– Ты – мой шнек, собирающий зерно моей тоски…
Он запнулся и взглянул в небо, словно ища подсказку суфлёра.
– А ты – мой барабан, что молотит пустоту моего одиночества, – подхватил Ваня, но вместо неба посмотрел на сапоги.
– Стоп! – крикнул Михаил. – Ваня, ты же ему отвечаешь, а не сапогам своим жалуешься! И вообще, эту реплику Маша должна говорить. Где она, кстати?
Маша вынырнула из-за комбайна, поправляя платье, и весело отозвалась:
– Я тут! Готова молотить пустоту чьего угодно одиночества!
Все расхохотались, даже Сергей, продолжая смотреть в видоискатель, не сдержал улыбки. Съёмка постепенно наладилась, актёры вошли во вкус, импровизируя и подбрасывая всё более абсурдные реплики о технических характеристиках комбайнов и метафизике сельского труда.
– Знаешь, почему я люблю «Ниву»? – философски вопрошал Алексей, глядя на Ваню. – Её жатка обнимает пшеницу, как женщина мужчину – нежно, но решительно.
– А «Колос» брутален! – подхватил Ваня. – Он не обнимает, он покоряет поле своей мощью!
В этот момент появились девушки. Глаша и Дуняша шли, покачивая бёдрами так, что даже камера Сергея слегка дрогнула. Следом шли Ольга и Катя, кокетливо переглядываясь и поправляя друг другу платья.
– Ой, мужики тут! – наигранно удивилась Маша. – А мы технику проверить пришли!
Атмосфера стала меняться. Свет утра потеплел, заиграл золотом, будто сама природа решила стать оператором-постановщиком. Девушки окружили мужчин, создав композицию, достойную полотен великих мастеров – если бы те писали колхозную эротику.
Ольга прислонилась к комбайну рядом с Михаилом, платье соскользнуло с её плеча, обнажая загорелую кожу. Она посмотрела на него из-под ресниц:
– Михаил Борисович, а вы покажете, как кадр выстраивать?
Катя забралась в кабину комбайна, где уже расположился Алексей.
– Ой, тесно тут! – промурлыкала она, устраиваясь у него на коленях.

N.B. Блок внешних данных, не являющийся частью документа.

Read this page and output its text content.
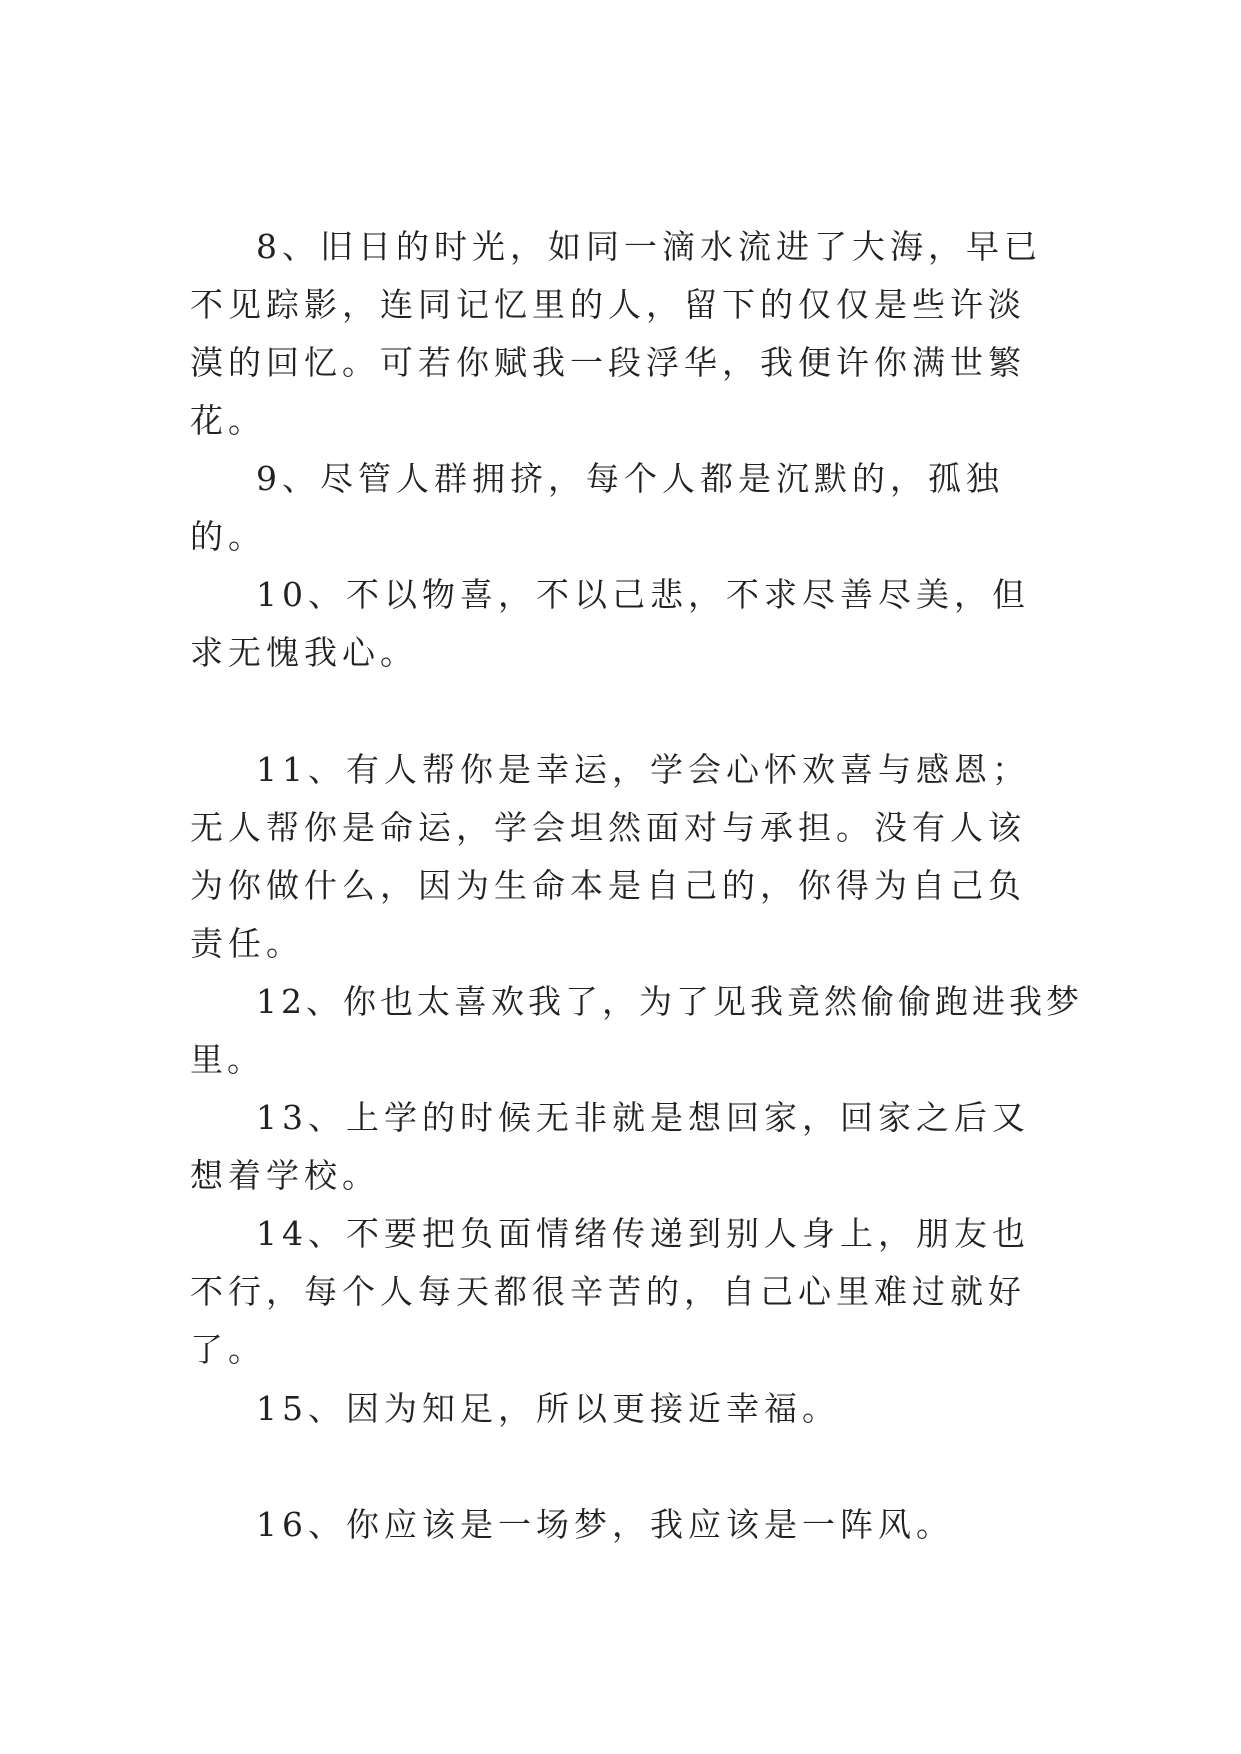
8、旧日的时光，如同一滴水流进了大海，早已不见踪影，连同记忆里的人，留下的仅仅是些许淡漠的回忆。可若你赋我一段浮华，我便许你满世繁花。

9、尽管人群拥挤，每个人都是沉默的，孤独的。

10、不以物喜，不以己悲，不求尽善尽美，但求无愧我心。

11、有人帮你是幸运，学会心怀欢喜与感恩；无人帮你是命运，学会坦然面对与承担。没有人该为你做什么，因为生命本是自己的，你得为自己负责任。

12、你也太喜欢我了，为了见我竟然偷偷跑进我梦里。

13、上学的时候无非就是想回家，回家之后又想着学校。

14、不要把负面情绪传递到别人身上，朋友也不行，每个人每天都很辛苦的，自己心里难过就好了。

15、因为知足，所以更接近幸福。

16、你应该是一场梦，我应该是一阵风。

Маша подошла ближе, разглядывая ржавые рычаги управления:
– Интересная конструкция… А это что за рычаг?
– Это… – начал Алексей, но голос сорвался, когда её волосы коснулись его щеки.
Сергей снимал, бормоча что-то о диафрагме и выдержке, но слова постепенно стихали – сцена набирала градус. Воздух наполнился электричеством предвкушения, смешанным с запахом нагретой солнцем травы и машинного масла.
В кабине Алексей притянул Машу к себе. Их губы встретились в поцелуе – сначала робком, затем страстном. Его руки скользнули по её талии, притягивая ближе. Девушка тихо вздохнула, запрокидывая голову. Алексей покрывал поцелуями её шею, опускаясь ниже. Пространство кабины стало одновременно тесным и бесконечным.
– Подожди, – прошептала она, но руки, зарывшиеся в его волосы, говорили другое.
Он опустился на колени, нежно проводя ладонями по её бёдрам, задирая платье, под которым не было ничего. Он исследовал её тело с трепетом дирижёра, извлекая отклик на каждое прикосновение. Платье плавно скользнуло вверх, обнажая её бёдра, и солнечные зайчики свободно заиграли по коже, освободившейся от ткани. Алексей двигался с грацией поклонника классического искусства, воплощая страсть в каждом жесте.
Его ладони осторожно обвили её ноги. В кабине комбайна царила интимная тишина, нарушаемая только дыханием и шорохом одежды. Это было время вне времени – вызов окружающему миру.
– Я всегда думала, ржавчина – это про старость и упадок, – прошептала Маша, полузакрыв глаза. – А это, оказывается, ещё и про страсть.
Алексей улыбнулся, продолжая своё медленное исследование. Его губы скользили по внутренней стороне её бедра, дразня, доводя ожидание до невыносимости. Его язык двигался, словно кисть художника, оставляя невидимые штрихи наслаждения.